Les traders, les joueurs, les spéculateurs et les promeneurs de minuit sont revenus à Manhattan dès les débris déblayés. Sans doute pensaient-ils avoir été épargnés pour un dessein supérieur. Ils ont dû regarder vers les cieux alors que les nuages se dissipaient et que les rayons dorés du soleil venaient éclairer leur visage. Quoi qu’il en soit, ils se sont précipités sur les actions et les ont faites grimper.
A en croire les marchés boursiers, la tempête est terminée… et tout va bien.
Mais le PIB US n’a augmenté que de 1% au dernier trimestre. C’est un petit chiffre. Ne le regardez pas de trop près, il risque de disparaître complètement. Si l’on ajuste les derniers chiffres de la « croissance » au taux d’inflation officiel, on obtient une croissance réelle négative. Une récession, en d’autres termes.
▪ On ne peut que se poser des questions, ensuite. Imaginez que l’on ajuste ce chiffre à la population ? Aux Etats-Unis, elle se développe à un taux qui frôle tout juste les 1%. On observerait que l’Américain moyen s’appauvrit (en termes de part du PIB) d’environ 3% ou 4% par an.
On comprend alors beaucoup mieux certaines informations économiques.
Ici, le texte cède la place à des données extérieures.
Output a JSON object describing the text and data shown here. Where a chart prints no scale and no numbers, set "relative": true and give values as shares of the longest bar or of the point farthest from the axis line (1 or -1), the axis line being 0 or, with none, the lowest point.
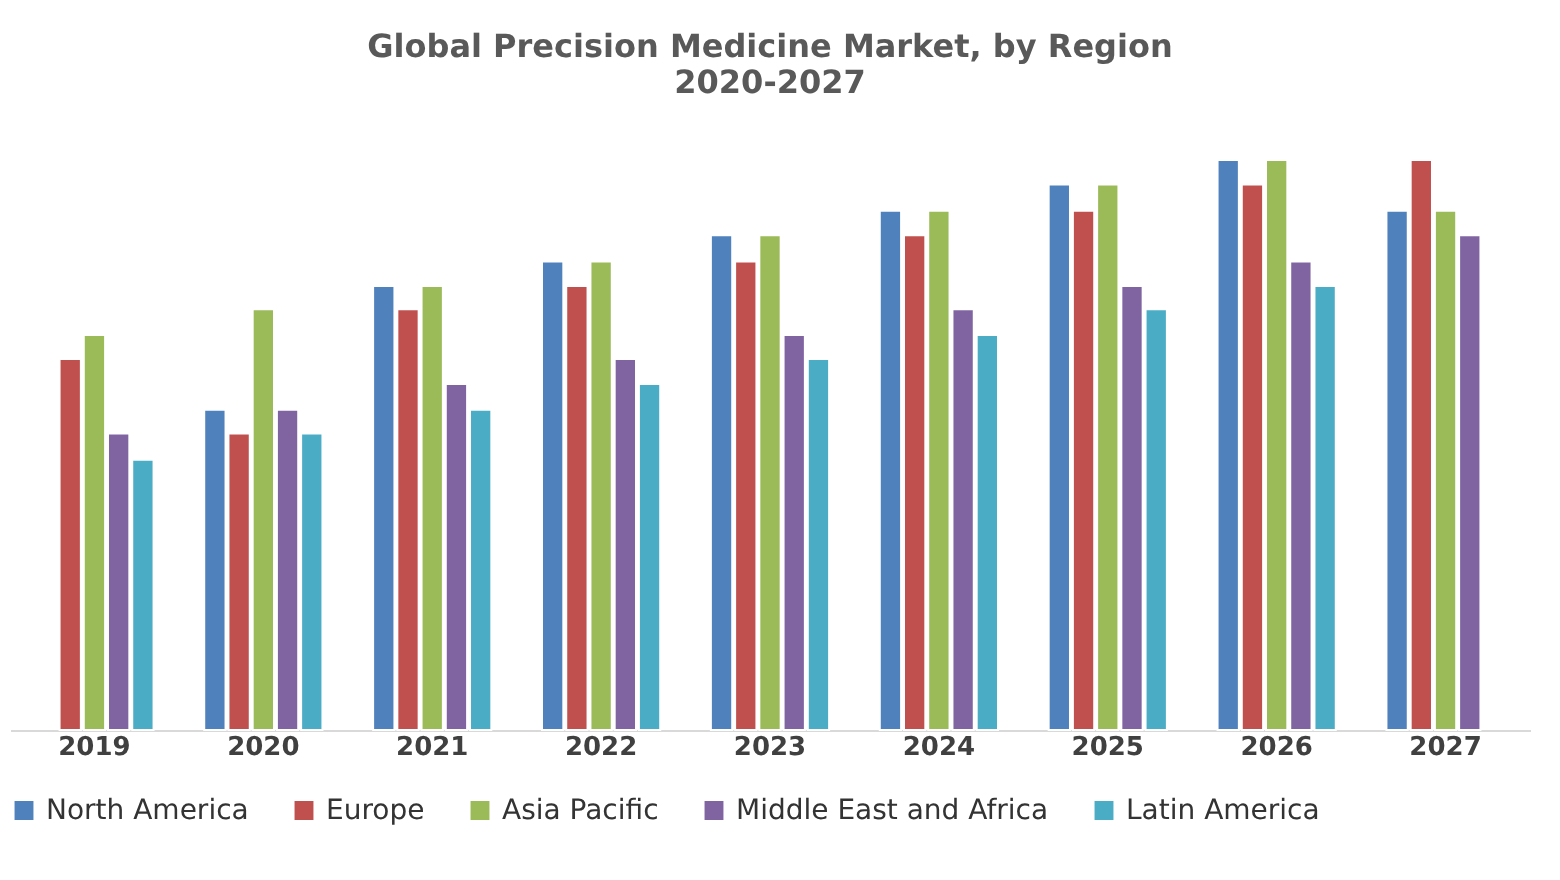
{
  "chart_data": {
    "type": "bar",
    "title": "Global Precision Medicine Market, by Region\n2020-2027",
    "relative": true,
    "legend": "bottom",
    "grid": false,
    "categories": [
      "2019",
      "2020",
      "2021",
      "2022",
      "2023",
      "2024",
      "2025",
      "2026",
      "2027"
    ],
    "series": [
      {
        "name": "North America",
        "color": "#4f81bd",
        "values": [
          null,
          0.562,
          0.779,
          0.822,
          0.868,
          0.911,
          0.957,
          1.0,
          0.911
        ]
      },
      {
        "name": "Europe",
        "color": "#c0504d",
        "values": [
          0.651,
          0.52,
          0.738,
          0.779,
          0.822,
          0.868,
          0.911,
          0.957,
          1.0
        ]
      },
      {
        "name": "Asia Pacific",
        "color": "#9bbb59",
        "values": [
          0.693,
          0.738,
          0.779,
          0.822,
          0.868,
          0.911,
          0.957,
          1.0,
          0.911
        ]
      },
      {
        "name": "Middle East and Africa",
        "color": "#8064a2",
        "values": [
          0.52,
          0.562,
          0.607,
          0.651,
          0.693,
          0.738,
          0.779,
          0.822,
          0.868
        ]
      },
      {
        "name": "Latin America",
        "color": "#4bacc6",
        "values": [
          0.474,
          0.52,
          0.562,
          0.607,
          0.651,
          0.693,
          0.738,
          0.779,
          null
        ]
      }
    ]
  }
}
Un rapport publié lundi nous dit par exemple que le taux d’épargne personnelle aux Etats-Unis grimpe toujours — comme on pouvait s’y attendre. Alors qu’il était proche de zéro, il est passé à plus de 5%. Les ménages américains continuent de réduire leurs dépenses… et d’augmenter leur épargne. Ce dernier trimestre, ils ont remboursé 50 milliards de dollars de dettes. Une goutte d’eau dans l’océan… mais au moins était-ce le bon océan.
Nous avons également appris que l’utilisation de carburant était à un plus bas de neuf ans. Les Etats-Unis auront bientôt droit à un long week-end férié. Mais cette année, selon les prévisions, plus d’Américains resteront chez eux. Ils ne peuvent pas se permettre de faire le plein pour un long voyage en voiture.
Nous espérons que c’est vrai. Nous devons nous rendre à New York depuis Baltimore pour assister à un mariage ; nous ne voudrions pas être coincé dans les embouteillages.
Mais il est triste de penser que les gens ne peuvent pas se permettre de rendre visite à leurs amis et parents parce qu’ils n’ont pas l’argent nécessaire pour payer l’essence. Ah, si seulement on pouvait revenir au bon vieux temps ! Nous nous rappelons avoir acheté du carburant pour 25 cents le gallon au début des années 70.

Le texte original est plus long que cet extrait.